Consumi: La crisi della quarta settimana

14/06/2004


      DOMENICA 13 GIUGNO 2004
       
      Pagina 15 – Economia
       
      I CONSUMI
      La crisi della quarta settimana
      spesa in calo del 9% a fine mese

      Acquisti alimentari regolarmente tagliati secondo il 71 per cento dei negozianti
      Per quasi la metà degli intervistati è una tendenza recente legata a difficoltà finanziarie
      Un commerciante su 10 denuncia riduzioni anche di generi di prima necessità

      ANDREA MONTANARI

      MILANO – Cresce il numero delle famiglie italiane, anche del ceto medio, che fanno fatica ad arrivare alla fine del mese e che per questo motivo quando arrivano all´ultima settimana sono costrette a rinunciare all´acquisto anche di beni di prima necessità come il pane e il latte. Lo conferma una ricerca della Camera di commercio di Milano, che ha interpellato i negozianti di alimentari del capoluogo lombardo. Secondo il 71 per cento degli intervistati, nell´ultima settimana del mese, gli acquisti di alimentari si riducono di quasi il nove per cento rispetto a quella precedente. Se per circa un terzo dei negozianti questo fenomeno non è una novità, per quasi la metà di coloro che hanno risposto alla ricerca (il 48,3 per cento) il calo, invece, è un fenomeno recente, da collegare «alle difficoltà economiche dei consumatori».
      I primi prodotti alimentari ai quali le famiglie rinunciano sono quelli di seconda necessità a lunga conservazione come tonno, piselli in scatola, patatine pronte, bibite e lo scatolame in genere. Ma c´è un undici per cento di negozianti secondo cui a fine mese la gente rinuncia anche ai generi di prima necessità freschi come pane e latte, zucchero, olio e verdura. Dati che fanno riflettere se si tiene conto che riguardano una città ricca come Milano. E che sul consumo del latte sono in linea anche con la tendenza riscontrata a livello nazionale dai dati Ismea-Nielsen fatta per la Coldiretti. Un fatto che non si spiega solo con il calo delle nascite e le mutate abitudini alimentari degli italiani se persino il presidente della Granarolo ammette che da un po´ di tempo le vendite di latte del suo gruppo calano nell´ultima settimana di ogni mese. «La crisi dei consumi è preoccupante – spiega Luciano Sita – perché deriva non solo da una situazione economica difficile del Paese, ma da uno stato di sfiducia, timore e incertezza dei consumatori. Per rilanciare i consumi non basta diminuire le tasse, ma più liberalizzazioni e politiche tariffarie più adeguate».
      Questi dati preoccupato anche Sergio Brighenti di Federconsumatori: «Si tratta di una vera e propria sindrome della quarta settimana.
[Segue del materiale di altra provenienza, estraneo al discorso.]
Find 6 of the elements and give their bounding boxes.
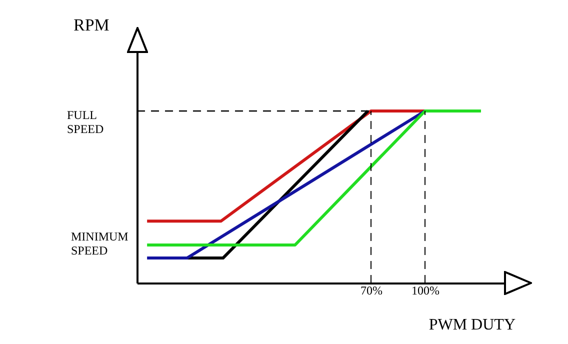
y-axis-title: RPM	[74, 16, 110, 34]
x-tick-label: 70%	[360, 284, 382, 298]
x-tick-label: 100%	[412, 284, 440, 298]
x-axis-title: PWM DUTY	[428, 316, 516, 334]
ref-line-label: FULL SPEED	[67, 108, 104, 136]
text: MINIMUM SPEED	[71, 230, 129, 258]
Anche la grande distribuzione ammette che a fine mese gli acquisti calano in media dell´8 per cento». D´accordo anche la Confesercenti. «È un campanello di allarme – sostiene il presidente provinciale Gianbruno Barbieri – «A noi risulta che la contrazione degli acquisti inizi addirittura a metà mese. Le vendite si bloccano fino al giorno in cui arrivano le buste paga».
      Secondo il vice presidente dell´Unione del commercio di Milano Renato Borghi questo fenomeno non va drammatizzato. «È indubbio che il reddito disponibile delle famiglie stenti a crescere, ma credo che la fase peggiore sia passata. Non è un momento brillante, ma non giova a nessuno questa enfasi troppo pessimistica».